A boy with problems gains a helpful green dragon friend in this debut middle-grade novel.
Narrator Domingo “Ding” Diaz, 11, of South Los Angeles is finding life difficult lately. He wants to stay away from trouble but a gang is pressuring him to join its ranks; he’s been getting into fights; and his schoolwork has suffered. Far worse than any of this, Ding’s mother died and the boy blames himself. Running heedlessly away from a doctor’s appointment, Ding is hit by a bus—and finds himself in a strange world.
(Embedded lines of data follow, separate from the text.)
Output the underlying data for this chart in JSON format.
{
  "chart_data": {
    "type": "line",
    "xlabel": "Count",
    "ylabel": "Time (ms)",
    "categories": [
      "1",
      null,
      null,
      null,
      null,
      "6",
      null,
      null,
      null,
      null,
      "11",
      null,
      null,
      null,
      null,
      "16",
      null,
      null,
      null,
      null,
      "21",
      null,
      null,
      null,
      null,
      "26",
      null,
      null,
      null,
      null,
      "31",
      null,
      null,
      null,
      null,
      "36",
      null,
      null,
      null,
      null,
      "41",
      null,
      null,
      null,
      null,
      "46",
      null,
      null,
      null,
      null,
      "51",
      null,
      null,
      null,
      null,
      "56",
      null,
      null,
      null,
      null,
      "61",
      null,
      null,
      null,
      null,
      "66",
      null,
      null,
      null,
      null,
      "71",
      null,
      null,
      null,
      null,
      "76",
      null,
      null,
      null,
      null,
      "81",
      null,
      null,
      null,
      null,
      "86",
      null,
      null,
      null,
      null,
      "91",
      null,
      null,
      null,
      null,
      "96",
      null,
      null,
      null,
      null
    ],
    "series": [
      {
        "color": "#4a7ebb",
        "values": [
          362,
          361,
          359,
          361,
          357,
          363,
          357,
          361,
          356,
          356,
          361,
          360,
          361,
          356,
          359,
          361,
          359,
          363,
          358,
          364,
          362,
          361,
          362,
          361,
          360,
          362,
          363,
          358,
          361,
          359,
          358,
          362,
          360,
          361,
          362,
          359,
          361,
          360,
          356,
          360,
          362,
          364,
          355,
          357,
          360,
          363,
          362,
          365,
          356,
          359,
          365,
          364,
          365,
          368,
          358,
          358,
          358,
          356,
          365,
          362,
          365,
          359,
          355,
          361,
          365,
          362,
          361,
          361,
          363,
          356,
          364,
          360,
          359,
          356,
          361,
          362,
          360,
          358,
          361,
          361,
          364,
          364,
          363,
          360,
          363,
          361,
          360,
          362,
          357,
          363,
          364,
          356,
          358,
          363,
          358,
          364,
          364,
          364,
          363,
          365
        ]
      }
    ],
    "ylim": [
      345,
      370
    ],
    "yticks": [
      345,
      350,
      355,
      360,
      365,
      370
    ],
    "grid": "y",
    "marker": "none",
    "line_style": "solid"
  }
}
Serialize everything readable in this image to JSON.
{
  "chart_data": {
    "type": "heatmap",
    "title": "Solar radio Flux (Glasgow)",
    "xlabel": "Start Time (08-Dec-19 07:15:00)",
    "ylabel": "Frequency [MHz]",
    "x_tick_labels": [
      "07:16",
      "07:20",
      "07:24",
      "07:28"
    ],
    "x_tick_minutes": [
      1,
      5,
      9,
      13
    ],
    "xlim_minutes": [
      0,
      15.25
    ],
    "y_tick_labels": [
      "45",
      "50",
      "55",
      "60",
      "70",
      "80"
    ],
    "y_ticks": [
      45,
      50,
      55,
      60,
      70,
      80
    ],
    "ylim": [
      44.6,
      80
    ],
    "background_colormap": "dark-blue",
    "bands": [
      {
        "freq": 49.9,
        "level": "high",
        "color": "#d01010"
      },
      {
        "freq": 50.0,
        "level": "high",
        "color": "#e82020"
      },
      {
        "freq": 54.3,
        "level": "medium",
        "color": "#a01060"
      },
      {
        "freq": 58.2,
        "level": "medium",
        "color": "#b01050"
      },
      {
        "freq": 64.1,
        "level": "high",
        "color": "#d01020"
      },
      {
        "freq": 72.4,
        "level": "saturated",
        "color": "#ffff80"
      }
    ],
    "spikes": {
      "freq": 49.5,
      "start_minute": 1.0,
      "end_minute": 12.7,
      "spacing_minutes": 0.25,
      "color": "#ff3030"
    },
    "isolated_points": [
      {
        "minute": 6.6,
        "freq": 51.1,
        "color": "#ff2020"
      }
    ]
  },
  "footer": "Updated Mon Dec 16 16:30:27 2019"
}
He’s been saved from annihilation by a small, raspy-voiced dragon called Green Flash, who welcomes Ding to “Dragon Central,” a planet in a parallel universe. But Ding might be stuck there forever unless he can get back to the Gateway Tree, which he ran from against Flash’s advice. Now the tree, Ding’s only ticket home, is being guarded by a dangerous dragon. Also perilous are the cannibalistic humanoid Droods. Ding and Flash journey in search of a way home and meet Dunya, a girl from a tribe of ancient Sumerians. Complications arise when a dragon hatchling mistakenly imprints on Dunya—infuriating the creature’s actual mother. To return home, Ding must use his wits while also working through guilt and grief over his mother’s death. In his book, retired pediatrician Briley uses his background to bring a good deal of sympathy and understanding to Ding’s burdens. The boy very much wants to be cool and tough, but covers it up with bravado: “No one and nothing dings Ding,” he yells—while running away. The pace is a bit slow, and the humor can be heavy-handed, as when Flash can’t explain the phrase “in a nutshell” in a nutshell, or when Ding and Flash exchange needling banter. Dunya begs them to “stop carping at each other,” a sentiment that readers may agree with. Debut illustrator Durand brings characters and settings alive with his well-drafted, black-and-white drawings.
An amusing adventure story with a few flaws but great empathy for kids’ feelings.